Die Epidemie war abgeklungen. Ihre Opfer waren dahin, die Toten tot. Aber der Frühling war wie immer lebendig. Die Stare trugen zu Nest mit Pfeifen und großer Geschäftigkeit. Ich pflückte für meine Mutter Krokus und Himmelsschlüssel. Noch blieb die Brendel-Schule geschlossen, aber wir durften die Trommeln abholen und zogen damit, geführt vom Tambourmajor, wiederum zum alten Birnbaum hinaus und hinauf. Die Welt und mit ihr der Patriotismus und alle guten Hoffnungen der neuen Zeit waren wiederum gleichsam aufgetaut. Begeistert rührten wir unsere Trommeln.

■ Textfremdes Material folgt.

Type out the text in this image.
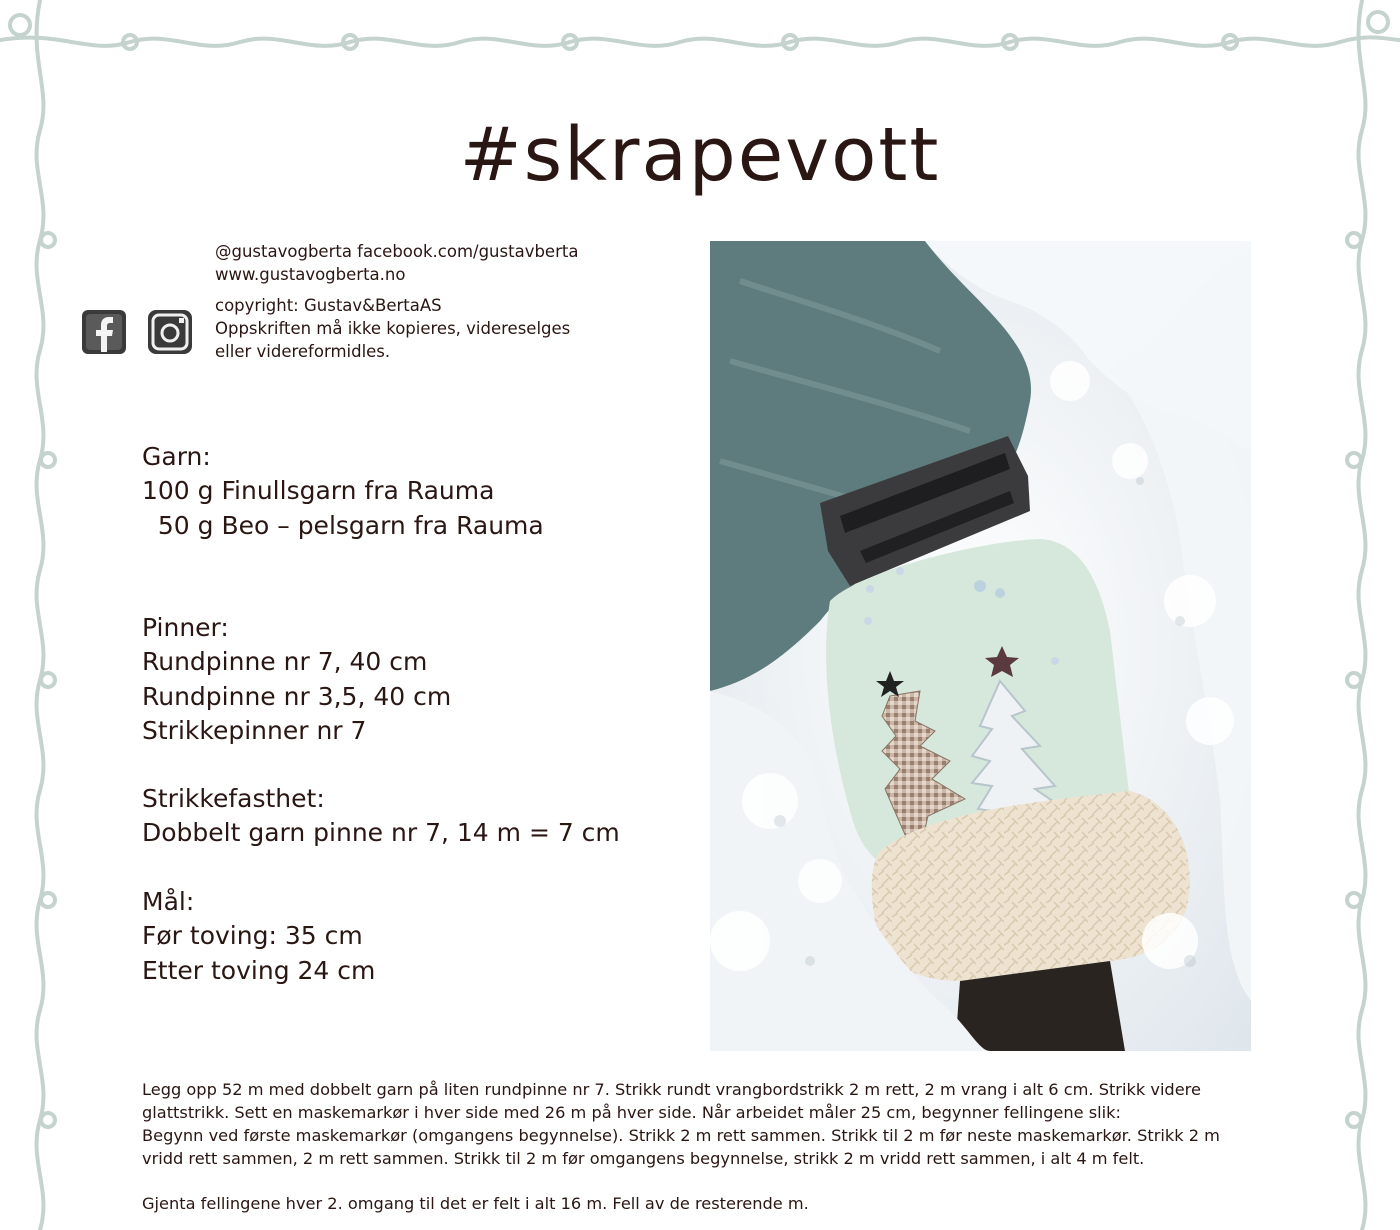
#skrapevott

@gustavogberta facebook.com/gustavberta

www.gustavogberta.no

copyright: Gustav&BertaAS

Oppskriften må ikke kopieres, videreselges

eller videreformidles.

Garn:
100 g Finullsgarn fra Rauma
50 g Beo – pelsgarn fra Rauma
Pinner:
Rundpinne nr 7, 40 cm
Rundpinne nr 3,5, 40 cm
Strikkepinner nr 7
Strikkefasthet:
Dobbelt garn pinne nr 7, 14 m = 7 cm
Mål:
Før toving: 35 cm
Etter toving 24 cm

Legg opp 52 m med dobbelt garn på liten rundpinne nr 7. Strikk rundt vrangbordstrikk 2 m rett, 2 m vrang i alt 6 cm. Strikk videre

glattstrikk. Sett en maskemarkør i hver side med 26 m på hver side. Når arbeidet måler 25 cm, begynner fellingene slik:

Begynn ved første maskemarkør (omgangens begynnelse). Strikk 2 m rett sammen. Strikk til 2 m før neste maskemarkør. Strikk 2 m

vridd rett sammen, 2 m rett sammen. Strikk til 2 m før omgangens begynnelse, strikk 2 m vridd rett sammen, i alt 4 m felt.

Gjenta fellingene hver 2. omgang til det er felt i alt 16 m. Fell av de resterende m.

Eines Morgens zogen wir feierlich unter dem Fenster meiner Mutter auf. Ich hatte den Tambourmajor unschwer dazu bewogen. Wir nahmen Stellung und führten in höchst exakter Weise, die Kalbsfelle mit den Schlägeln bearbeitend, der nahezu gesundeten Kurhauswirtin unsre Künste vor. Es war ein reguläres Trommelständchen, was wir ihr damals gebracht haben. Auch sollte sie sehen, daß sie nicht einen Nichtsnutz zum Sohne hatte, sondern einen, der eine Stellung einzunehmen und zu behaupten verstand.